Fight to the Finish (cont.)
Posted: Wednesday October 24, 2007 2:59PM; Updated: Wednesday October 24, 2007 2:59PM
The use of the second person in interviews was one of Montana's habits, a way of deflecting the attention that his greatness attracted. For Brady, too, the praise will keep coming. Said Patriots linebacker Ted Johnson, "I told Tommy after the game, 'Your coattails are getting heavy, and I apologize. Right now I'm hanging on for dear life.'"
It's a gracious sentiment but not an entirely accurate one. These Patriots (17-2), as they were two seasons ago, are a quintessential team. Despite the league-high 87 games that its starters lost to injury in 2003, New England won its final 15 games, the second-longest single-season streak in NFL history. The Pats' marquee free-agent signee, linebacker Rosevelt Colvin, played just two games in 2003, yet underrated veterans, such as linebackers Mike Vrabel and Willie McGinest and safety Rodney Harrison (who broke his right arm late in the fourth quarter on Sunday), raised their games to new heights.
Brady may be the team's lone star, but New England's hero in a headset, coach Bill Belichick, is equally indispensable. In addition to being a shrewd talent evaluator, meticulous in his game preparation and the best defensive strategist of his generation, Belichick, 51, has evolved into a stirring speaker -- at least when behind closed doors with his players.

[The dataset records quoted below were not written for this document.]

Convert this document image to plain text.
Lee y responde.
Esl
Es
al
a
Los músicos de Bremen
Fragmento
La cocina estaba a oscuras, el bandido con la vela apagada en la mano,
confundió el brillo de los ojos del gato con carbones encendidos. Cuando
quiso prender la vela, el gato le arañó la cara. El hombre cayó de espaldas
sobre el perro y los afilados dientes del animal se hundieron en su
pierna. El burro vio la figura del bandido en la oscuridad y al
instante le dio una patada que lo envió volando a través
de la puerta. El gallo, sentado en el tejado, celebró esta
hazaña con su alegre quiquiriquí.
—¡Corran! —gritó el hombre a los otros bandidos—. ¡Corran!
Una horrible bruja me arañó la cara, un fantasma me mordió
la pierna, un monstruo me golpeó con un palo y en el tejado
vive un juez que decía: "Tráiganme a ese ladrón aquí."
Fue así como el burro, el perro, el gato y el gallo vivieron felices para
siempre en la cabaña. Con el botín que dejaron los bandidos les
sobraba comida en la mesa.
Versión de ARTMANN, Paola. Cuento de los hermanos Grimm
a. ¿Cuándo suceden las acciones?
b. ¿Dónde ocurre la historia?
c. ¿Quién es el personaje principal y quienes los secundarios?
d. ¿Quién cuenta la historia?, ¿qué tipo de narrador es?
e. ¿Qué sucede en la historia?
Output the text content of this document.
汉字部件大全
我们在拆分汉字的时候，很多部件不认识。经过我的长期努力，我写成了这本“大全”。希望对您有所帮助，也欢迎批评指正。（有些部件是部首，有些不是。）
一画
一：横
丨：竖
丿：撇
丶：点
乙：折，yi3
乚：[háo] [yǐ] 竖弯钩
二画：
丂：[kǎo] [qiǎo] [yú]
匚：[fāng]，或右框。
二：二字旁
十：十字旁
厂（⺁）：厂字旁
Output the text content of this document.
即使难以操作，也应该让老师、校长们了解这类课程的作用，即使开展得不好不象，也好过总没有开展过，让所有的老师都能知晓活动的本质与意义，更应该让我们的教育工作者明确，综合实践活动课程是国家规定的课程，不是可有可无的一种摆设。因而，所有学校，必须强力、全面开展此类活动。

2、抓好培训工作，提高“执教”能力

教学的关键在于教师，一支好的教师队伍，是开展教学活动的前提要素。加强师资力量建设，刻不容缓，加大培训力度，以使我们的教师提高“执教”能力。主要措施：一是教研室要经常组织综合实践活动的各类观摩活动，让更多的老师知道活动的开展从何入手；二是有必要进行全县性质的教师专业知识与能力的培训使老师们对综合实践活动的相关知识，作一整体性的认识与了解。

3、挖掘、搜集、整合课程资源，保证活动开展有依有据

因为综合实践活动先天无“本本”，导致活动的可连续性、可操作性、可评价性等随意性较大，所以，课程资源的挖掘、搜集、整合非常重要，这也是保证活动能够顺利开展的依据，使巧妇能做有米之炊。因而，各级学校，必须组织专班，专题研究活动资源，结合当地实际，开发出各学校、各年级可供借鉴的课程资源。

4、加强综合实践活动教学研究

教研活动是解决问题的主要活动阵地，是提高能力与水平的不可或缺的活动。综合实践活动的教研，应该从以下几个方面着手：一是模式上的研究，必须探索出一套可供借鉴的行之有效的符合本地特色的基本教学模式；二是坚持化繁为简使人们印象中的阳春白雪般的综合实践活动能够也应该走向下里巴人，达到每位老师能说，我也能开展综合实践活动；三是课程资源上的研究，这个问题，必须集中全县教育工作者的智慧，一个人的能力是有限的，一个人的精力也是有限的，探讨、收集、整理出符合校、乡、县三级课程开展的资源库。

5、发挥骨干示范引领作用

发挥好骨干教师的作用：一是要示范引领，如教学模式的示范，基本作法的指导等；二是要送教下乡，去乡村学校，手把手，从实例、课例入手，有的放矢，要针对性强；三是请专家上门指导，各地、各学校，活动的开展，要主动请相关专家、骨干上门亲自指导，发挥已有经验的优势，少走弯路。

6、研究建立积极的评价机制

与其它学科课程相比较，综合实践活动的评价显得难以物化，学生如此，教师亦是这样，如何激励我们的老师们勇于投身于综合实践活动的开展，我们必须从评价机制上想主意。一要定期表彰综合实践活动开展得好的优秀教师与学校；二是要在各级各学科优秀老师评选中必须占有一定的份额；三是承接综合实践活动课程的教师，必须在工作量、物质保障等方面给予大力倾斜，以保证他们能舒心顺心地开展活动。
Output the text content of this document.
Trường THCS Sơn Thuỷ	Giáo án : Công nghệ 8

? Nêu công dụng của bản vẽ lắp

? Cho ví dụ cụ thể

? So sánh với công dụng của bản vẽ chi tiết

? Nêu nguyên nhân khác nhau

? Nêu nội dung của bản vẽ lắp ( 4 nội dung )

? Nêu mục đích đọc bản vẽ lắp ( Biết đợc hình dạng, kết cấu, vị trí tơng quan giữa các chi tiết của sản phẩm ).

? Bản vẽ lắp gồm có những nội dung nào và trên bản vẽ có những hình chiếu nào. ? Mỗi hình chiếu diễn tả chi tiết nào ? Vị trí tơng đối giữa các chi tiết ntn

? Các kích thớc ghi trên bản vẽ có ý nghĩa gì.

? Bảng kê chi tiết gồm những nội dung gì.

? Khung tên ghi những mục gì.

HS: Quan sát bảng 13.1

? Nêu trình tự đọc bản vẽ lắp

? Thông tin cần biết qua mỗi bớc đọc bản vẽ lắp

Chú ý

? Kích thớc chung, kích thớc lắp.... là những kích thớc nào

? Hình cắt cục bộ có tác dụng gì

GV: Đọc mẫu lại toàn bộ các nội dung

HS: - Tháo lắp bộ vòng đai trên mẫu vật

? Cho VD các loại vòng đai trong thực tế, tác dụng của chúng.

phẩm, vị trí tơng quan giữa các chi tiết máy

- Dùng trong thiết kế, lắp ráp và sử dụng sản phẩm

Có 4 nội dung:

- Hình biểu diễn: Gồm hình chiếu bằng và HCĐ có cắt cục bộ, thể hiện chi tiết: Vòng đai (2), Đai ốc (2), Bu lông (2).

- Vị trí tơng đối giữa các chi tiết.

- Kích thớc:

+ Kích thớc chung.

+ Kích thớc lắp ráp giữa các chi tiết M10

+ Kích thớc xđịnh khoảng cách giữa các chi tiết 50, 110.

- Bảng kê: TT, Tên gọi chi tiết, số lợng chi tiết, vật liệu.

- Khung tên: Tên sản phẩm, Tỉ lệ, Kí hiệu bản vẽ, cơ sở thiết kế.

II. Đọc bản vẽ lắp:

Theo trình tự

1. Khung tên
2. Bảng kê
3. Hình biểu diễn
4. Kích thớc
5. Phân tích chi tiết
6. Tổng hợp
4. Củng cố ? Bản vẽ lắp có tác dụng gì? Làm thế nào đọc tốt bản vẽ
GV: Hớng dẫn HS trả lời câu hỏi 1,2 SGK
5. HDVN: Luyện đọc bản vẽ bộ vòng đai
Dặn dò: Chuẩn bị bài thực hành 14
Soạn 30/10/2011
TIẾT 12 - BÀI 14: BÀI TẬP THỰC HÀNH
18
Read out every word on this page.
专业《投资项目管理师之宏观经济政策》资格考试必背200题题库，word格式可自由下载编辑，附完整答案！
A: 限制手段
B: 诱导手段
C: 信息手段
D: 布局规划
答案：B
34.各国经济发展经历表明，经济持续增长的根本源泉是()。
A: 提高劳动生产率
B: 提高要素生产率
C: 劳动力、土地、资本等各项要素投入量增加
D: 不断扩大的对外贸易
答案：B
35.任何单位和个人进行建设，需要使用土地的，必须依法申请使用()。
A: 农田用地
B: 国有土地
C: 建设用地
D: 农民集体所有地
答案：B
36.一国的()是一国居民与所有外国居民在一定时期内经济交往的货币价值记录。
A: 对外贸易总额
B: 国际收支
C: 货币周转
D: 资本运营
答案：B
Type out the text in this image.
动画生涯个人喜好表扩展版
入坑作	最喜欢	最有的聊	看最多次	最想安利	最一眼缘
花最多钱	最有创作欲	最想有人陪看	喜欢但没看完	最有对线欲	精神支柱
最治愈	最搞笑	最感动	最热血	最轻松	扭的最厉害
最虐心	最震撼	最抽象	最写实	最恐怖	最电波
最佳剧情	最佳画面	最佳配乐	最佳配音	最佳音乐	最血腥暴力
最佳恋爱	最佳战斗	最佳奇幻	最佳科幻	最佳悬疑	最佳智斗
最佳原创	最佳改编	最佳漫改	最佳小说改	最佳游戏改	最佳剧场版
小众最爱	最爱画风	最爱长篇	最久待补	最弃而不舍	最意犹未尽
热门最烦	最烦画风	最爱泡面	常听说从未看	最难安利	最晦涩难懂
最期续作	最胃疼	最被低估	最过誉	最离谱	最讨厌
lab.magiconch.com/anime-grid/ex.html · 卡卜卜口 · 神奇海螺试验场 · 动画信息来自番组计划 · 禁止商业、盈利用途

After giving a bland breakdown of strategic priorities during a team meeting last Saturday night, Belichick mesmerized his troops by holding up the Lombardi Trophy that New England had won two years earlier and placing it on a table. The room went silent for a few seconds, and then Belichick finished by saying, "Look, guys, this is what we're playing for. Let's put this week in perspective: It's not about the parties; it's the trophy. Only 37 teams can say they've owned this. You guys can be the 38th."
For much of the first half, neither team looked worthy of the silver hardware. The game was scoreless for the first 26:55, the longest drought to open a Super Bowl. Carolina (14-6) had minus-seven yards of total offense, and Delhomme had completed 1 of 9 passes for a single yard. New England wasn't much better, having squandered a pair of scoring opportunities when Vinatieri missed field goal attempts from 31 and 36 yards. (The latter was blocked by Shane Burton.)
Somebody needed to make a play, and that person was Vrabel, a 28-year-old linebacker who was the team's regular-season sack leader, with 91Ú2. With 5:22 left in the second quarter, Vrabel steamed around Panthers left tackle Todd Steussie and chopped the ball out of Delhomme's hand. Defensive end Richard Seymour recovered at the Carolina 20. Four plays later Brady, after a convincing play fake to running back Antowain Smith, threw a five-yard touchdown pass to wideout Deion Branch (10 catches, 143 yards), and the bizarre Tale of Two Games had begun: no points in the game's first 26:55 minutes; 61 in the final 33:05 minutes, including 37 points in the fourth quarter.
By halftime the Patriots led 14-10, and both the game and Jackson's costume were up for grabs. When singing partner Justin Timberlake, in what appeared to be a planned ending to the intermission, yanked off part of Jackson's top at the conclusion of the song Rock Your Body, tens of millions of viewers saw one more body part than NFL or CBS executives would have preferred. However, the network spared viewers the next spectacle, which occurred as Carolina's John Kasay was preparing for his second-half kickoff. A man dressed in a referee's uniform leaped from the stands onto the field, stripped to his jockstrap and did his best Michael Flatley imitation before security guards converged. Bolting into the clear, the nearly nude knucklehead was slammed to the turf by linebacker Matt Chatham, a member of the Patriots' return unit. "I wanted to knock him down but not wrap up," Chatham explained later, then added, "Was I surprised? Hell no. I play for Bill Belichick. You don't think we watched film on that guy all week? I'd seen everything there is to see."